In order to divide certain retirement accounts between spouses in a divorce, the plan administrator or trustee of the retirement plan requires a special court order that specifies how the plan benefits are to be assigned to each spouse. These special orders are required by Federal law and allow the benefits to be paid directly by the plan to the other spouse.
Pensions and defined contributions plans (such as a 401(k), 403(b), Profit Sharing Plan, Money Purchase Plan, and Tax-Sheltered Annuities) typically require a Qualified Domestic Relations Order signed by a judge to transfer a portion of one spouse’s retirement benefits or account to the other spouse incident to a divorce.A Qualified Domestic Relations Order is commonly referred to as a QDRO (pronounced quad-ro). A QDRO is the type of order required by most retirement plans.
Government and military pensions also require a special court order to divide retirement benefits between spouses. These orders may be referred to by other names such as a “Court Order Acceptable for Processing” (or “COAP”) or a “Military Pension Division Order” (or “MPDO”).
The preparation of a QDRO – or its equivalent – can be very complicated and requires an understanding of state equitable distribution laws as well as relevant Federal laws.
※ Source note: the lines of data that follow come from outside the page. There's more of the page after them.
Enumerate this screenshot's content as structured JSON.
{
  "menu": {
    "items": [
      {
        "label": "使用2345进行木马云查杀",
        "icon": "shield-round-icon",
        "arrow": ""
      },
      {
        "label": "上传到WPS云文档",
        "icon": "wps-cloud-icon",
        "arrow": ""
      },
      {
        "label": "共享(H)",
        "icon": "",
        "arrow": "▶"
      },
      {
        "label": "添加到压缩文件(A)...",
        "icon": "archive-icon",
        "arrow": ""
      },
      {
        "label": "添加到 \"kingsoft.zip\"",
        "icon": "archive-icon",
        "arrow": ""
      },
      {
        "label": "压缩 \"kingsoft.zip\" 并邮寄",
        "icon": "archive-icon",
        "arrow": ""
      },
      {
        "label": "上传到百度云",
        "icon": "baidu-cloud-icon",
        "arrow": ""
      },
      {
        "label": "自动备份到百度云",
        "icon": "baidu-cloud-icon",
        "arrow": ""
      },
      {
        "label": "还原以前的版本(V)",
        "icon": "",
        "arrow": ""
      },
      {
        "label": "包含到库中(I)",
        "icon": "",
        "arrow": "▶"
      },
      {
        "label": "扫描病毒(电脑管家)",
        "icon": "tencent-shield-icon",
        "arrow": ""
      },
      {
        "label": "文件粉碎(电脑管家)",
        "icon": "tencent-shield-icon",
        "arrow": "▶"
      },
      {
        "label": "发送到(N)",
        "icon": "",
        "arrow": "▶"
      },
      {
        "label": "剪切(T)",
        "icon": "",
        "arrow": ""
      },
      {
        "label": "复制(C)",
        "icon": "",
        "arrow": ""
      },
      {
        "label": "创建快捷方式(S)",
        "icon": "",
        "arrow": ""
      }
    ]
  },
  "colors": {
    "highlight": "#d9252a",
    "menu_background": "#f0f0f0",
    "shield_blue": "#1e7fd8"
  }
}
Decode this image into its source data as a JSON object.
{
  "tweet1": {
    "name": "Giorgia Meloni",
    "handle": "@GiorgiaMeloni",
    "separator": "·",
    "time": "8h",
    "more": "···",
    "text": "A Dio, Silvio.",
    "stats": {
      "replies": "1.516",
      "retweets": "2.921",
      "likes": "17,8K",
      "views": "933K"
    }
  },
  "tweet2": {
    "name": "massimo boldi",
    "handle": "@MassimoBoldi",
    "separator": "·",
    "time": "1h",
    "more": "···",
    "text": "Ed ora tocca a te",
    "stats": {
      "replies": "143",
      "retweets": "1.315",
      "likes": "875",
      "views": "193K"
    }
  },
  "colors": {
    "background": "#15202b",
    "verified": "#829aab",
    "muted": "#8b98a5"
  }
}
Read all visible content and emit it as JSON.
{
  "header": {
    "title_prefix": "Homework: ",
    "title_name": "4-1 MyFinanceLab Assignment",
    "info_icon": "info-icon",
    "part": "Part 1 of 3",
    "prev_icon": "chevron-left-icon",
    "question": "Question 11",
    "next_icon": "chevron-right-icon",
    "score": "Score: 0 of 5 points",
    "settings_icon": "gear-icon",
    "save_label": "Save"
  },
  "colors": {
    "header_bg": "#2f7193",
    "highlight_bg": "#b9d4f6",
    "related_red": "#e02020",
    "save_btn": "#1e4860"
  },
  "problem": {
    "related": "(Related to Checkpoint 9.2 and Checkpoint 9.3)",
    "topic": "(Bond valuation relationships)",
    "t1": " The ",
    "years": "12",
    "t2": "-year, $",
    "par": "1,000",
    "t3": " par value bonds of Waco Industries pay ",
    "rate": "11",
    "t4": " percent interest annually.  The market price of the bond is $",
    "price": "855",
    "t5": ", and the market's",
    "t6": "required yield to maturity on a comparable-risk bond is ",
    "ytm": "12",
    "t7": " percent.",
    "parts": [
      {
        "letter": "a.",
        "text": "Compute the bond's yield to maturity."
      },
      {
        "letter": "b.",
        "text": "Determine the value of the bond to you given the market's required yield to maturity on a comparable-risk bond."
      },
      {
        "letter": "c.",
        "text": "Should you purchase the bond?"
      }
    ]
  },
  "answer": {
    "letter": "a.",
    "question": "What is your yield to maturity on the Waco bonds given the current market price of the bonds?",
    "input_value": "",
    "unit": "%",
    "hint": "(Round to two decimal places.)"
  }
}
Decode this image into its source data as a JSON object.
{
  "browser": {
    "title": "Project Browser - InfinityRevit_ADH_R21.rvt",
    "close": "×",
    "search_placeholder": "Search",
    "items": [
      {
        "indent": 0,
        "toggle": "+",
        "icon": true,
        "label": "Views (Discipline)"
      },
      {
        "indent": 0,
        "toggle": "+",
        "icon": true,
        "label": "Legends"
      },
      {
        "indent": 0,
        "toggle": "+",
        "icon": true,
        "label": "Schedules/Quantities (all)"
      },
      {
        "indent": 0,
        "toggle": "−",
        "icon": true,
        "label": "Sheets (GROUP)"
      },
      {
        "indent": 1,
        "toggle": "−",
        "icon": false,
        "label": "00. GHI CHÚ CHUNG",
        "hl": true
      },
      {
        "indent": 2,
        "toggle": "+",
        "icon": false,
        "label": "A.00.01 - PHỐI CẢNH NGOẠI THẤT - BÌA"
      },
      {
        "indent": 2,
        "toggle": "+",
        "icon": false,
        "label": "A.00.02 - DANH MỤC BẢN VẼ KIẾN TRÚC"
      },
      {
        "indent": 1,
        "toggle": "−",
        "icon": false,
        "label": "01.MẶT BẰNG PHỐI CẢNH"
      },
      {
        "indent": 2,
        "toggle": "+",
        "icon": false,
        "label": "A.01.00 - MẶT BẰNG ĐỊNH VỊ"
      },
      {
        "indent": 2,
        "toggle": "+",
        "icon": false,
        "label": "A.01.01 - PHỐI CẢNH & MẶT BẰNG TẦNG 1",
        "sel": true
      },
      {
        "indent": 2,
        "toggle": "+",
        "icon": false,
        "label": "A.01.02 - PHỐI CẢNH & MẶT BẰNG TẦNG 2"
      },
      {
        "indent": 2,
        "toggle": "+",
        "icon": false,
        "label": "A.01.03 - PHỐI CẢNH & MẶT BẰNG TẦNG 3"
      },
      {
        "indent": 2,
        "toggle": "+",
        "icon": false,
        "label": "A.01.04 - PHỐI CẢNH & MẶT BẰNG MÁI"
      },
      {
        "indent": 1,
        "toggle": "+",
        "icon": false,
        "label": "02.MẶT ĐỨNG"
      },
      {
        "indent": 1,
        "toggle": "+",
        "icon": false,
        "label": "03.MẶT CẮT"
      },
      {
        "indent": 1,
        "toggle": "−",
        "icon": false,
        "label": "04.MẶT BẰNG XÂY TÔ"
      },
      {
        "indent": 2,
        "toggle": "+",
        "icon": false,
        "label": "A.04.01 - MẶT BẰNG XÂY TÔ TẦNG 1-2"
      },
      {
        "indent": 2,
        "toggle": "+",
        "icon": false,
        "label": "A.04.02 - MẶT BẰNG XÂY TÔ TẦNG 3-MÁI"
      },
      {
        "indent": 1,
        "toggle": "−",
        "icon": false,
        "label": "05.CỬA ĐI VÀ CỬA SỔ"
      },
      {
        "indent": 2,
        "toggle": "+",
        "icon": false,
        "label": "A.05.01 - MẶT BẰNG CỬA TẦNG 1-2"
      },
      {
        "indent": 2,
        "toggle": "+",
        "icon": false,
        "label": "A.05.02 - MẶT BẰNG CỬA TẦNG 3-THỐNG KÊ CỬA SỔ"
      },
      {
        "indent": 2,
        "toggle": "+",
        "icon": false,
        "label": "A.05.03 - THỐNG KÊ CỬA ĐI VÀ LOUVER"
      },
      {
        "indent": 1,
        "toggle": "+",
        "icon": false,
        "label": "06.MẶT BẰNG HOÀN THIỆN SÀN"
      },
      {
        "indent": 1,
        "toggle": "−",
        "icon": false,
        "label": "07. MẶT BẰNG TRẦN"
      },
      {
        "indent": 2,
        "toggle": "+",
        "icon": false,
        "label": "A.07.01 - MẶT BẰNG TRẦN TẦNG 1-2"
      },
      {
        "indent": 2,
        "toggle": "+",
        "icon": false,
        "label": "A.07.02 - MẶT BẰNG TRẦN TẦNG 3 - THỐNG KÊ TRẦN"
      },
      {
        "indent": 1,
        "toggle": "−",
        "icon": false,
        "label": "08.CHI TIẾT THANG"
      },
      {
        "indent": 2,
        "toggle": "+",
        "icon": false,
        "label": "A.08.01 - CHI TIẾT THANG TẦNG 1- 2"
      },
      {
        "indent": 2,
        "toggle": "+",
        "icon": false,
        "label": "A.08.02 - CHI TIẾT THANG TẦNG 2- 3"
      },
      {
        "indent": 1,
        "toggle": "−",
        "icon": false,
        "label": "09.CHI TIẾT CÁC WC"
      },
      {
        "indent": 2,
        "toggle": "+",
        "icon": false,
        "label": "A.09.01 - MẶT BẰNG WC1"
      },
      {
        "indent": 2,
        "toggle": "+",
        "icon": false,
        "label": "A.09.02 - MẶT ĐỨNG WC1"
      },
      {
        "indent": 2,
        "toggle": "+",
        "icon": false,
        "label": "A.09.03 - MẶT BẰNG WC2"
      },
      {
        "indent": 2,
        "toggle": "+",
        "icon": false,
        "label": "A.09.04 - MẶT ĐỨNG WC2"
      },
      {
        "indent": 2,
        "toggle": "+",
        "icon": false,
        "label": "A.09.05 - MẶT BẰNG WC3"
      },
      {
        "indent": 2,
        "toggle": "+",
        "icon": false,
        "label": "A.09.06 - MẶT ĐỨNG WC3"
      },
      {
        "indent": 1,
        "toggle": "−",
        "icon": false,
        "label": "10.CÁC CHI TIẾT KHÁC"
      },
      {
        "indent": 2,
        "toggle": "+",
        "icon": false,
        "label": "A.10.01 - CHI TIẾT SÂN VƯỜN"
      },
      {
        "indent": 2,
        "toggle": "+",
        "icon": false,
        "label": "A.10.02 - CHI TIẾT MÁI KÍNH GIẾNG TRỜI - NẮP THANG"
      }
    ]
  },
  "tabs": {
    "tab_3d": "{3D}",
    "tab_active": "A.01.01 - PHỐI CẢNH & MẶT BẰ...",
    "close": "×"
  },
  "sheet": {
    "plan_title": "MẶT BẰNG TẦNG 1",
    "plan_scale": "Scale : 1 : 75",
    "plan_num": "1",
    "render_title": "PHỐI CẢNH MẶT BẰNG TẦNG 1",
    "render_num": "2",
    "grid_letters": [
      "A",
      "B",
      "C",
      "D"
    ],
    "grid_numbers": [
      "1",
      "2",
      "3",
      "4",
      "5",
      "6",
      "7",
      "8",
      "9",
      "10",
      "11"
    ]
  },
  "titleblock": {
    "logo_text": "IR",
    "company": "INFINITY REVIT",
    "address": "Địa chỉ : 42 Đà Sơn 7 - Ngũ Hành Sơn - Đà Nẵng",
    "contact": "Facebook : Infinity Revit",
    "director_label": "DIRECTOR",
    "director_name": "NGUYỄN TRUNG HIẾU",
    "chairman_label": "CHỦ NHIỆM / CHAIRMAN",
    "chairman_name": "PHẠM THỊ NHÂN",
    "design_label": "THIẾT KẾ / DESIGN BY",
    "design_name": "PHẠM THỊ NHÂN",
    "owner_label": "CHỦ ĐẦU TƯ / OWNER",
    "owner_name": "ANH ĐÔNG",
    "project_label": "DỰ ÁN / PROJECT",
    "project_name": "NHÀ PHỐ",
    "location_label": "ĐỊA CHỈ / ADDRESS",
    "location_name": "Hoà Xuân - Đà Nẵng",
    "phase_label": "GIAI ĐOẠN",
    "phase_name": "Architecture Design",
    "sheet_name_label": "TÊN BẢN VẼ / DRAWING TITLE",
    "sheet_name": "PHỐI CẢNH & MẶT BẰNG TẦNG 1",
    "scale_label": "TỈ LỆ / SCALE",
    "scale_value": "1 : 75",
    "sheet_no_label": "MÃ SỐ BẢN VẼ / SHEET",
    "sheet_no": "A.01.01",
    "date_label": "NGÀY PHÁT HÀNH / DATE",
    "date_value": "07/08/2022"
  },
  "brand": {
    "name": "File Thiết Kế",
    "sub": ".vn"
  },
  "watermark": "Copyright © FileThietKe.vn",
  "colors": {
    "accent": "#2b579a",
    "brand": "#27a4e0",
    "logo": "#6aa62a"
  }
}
The order should be prepared shortly after the parties sign a separation agreement or the court enters its equitable distribution judgment, in order to ensure that the retirement benefits assigned to each spouse are preserved. Perhaps most importantly, the QDRO or other order must accurately and correctly set forth the assets and benefits that each party is to receive. It is very difficult for omitted assets or benefits to be transferred or assigned at a later date, but our lawyers can review your property division and advise you about options if an asset was overlooked or incorrectly divided or if a retirement order never was submitted to the plan.
When your financial future is at stake, you need the most experienced legal representation available to protect your interests. At Tharrington Smith, Jaye Meyer and Jill Jackson are educated and experienced in preparing QDROs and other retirement orders to facilitate the division of retirement benefits and assets between divorcing spouses. Contact us at Tharrington Smith to see how we can be of assistance to you.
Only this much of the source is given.